Она считалась городской сумасшедшей; впрочем, ее любили и к ее причудам относились снисходительно.
Алекса жила изготовлением механических игрушек на продажу, самостоятельно изучала ферромагию, но шла своим путем. Она обожала опровергать устоявшиеся гипотезы. Ее идеи привели бы в ужас любого почтенного мага столичной Академии. Хорошо, что они о них пока не знали.
Для прогулки в дождливую погоду Алекса напялила длинное черное пальто. Половина пуговиц на нем отсутствовала, а ворот Алекса прихватила на шуруп с винтом, продев его в петлицу. Ее черные волосы были скручены в небрежный пучок, а чтобы он не развалился, она воткнула в него отвертку. На шее у нее болталось ожерелье из магнитных пластинок, к которым прилипли шурупы, гвоздики, мелкие инструменты. Ожерелье не было украшением, а удобным приспособлением, позволяющим не терять детали во время работы. На руки Алекса натянула перчатки с обрезанными пальцами, ноги всунула в высокие рыбацкие сапоги. Кроме того, она забыла снять очки-консервы, и они торчали у нее на лбу, как вторая, стрекозиная пара глаз.
Понятно, почему ее называют городской сумасшедшей? Из-за ее безумной манеры одеваться. Ну еще из-за ее идей и ее игрушек, и образа жизни в целом.
– Эрла! – завопила Алекса – подруга не умела говорить тихо. – Что у тебя случилось с Бельмором? Галантерейщик сказал, что ты чуть не оттаскала его за уши. А Лилла утверждает, что ты пнула Бельмора под зад.
– Ох, если бы, – я покачала головой и рассказала ей о происшествии.
– Старый козел! – выругалась Алекса. – Жаль, что ты все же не ведьма. Дала бы ему особого чая, и пусть бы у него выросли рога и копыта.
– Не исключено, что рога у него уже есть, с молодой-то женой, – пробормотала я, и мы обе прыснули.
Алекса уселась верхом на прилавок и схватила ближайшую банку с конфетами. Открыла крышку, понюхала и вытянула губы трубочкой.
– Что-то новенькое?
– Да, вчера приготовила.
– И какая в них магия?
– Попробуй и скажи.
Алекса выудила золотистый шарик, сунула его в рот, осторожно разжевала.

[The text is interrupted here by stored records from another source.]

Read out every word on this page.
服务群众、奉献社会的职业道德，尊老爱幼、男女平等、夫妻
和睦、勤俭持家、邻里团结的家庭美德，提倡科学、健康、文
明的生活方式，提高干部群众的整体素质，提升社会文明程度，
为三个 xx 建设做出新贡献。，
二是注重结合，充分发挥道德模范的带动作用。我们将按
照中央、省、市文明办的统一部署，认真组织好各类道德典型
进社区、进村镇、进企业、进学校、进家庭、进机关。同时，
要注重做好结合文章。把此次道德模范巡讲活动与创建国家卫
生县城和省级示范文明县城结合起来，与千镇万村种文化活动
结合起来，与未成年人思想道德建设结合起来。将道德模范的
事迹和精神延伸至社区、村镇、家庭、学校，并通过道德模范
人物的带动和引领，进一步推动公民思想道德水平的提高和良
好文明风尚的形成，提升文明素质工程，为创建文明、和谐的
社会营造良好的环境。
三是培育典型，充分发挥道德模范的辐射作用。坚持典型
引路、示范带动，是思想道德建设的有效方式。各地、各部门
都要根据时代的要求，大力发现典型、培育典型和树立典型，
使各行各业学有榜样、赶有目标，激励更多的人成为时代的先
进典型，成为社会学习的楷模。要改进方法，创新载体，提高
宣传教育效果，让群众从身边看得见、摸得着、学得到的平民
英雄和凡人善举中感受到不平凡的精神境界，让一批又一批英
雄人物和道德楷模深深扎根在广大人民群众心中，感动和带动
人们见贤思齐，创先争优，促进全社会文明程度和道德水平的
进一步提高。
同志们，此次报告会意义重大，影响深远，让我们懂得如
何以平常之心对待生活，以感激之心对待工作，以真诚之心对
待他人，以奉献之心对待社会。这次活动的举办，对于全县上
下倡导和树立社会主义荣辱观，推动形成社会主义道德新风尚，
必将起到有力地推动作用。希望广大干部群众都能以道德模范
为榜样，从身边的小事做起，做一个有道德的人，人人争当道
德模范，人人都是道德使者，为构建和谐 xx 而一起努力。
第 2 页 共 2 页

Зажмурилась, охнула и крепко ухватилась руками за прилавок, как будто опасаясь свалиться.
– Ну?! – спросила я в нетерпении.
– Вкусно, – промычала Алекса. – Хрустящая крошка, пряная… рассыпается на языке. Бархатная сладость.
– Это я знаю. Там орехи, мед и шоколад. Что ты чувствуешь?
– Ночь. Я чувствую ночь и… небо. Космос! – забормотала Алекса. – Небо черное, глубокое. Меня ослепили звезды. Яркие, горячие… но в то же время холодные. Мне показалось, что меня затягивает эта бездна. Я услышала музыку небесных сфер, почувствовала сливочный вкус Млечного пути и горький аромат солнечного ветра.
– Все верно! – я хлопнула в ладоши. – Все дело в меде! Он от ночных пчел Каприсии. Они собирают взяток в полнолуние и живут на пасеках на вершинах самых высоких гор. Протяни руку – и дотронешься до звезд. Пчелам Каприсии ведомы тайны небесной механики, и эти знания накапливаются в их меде.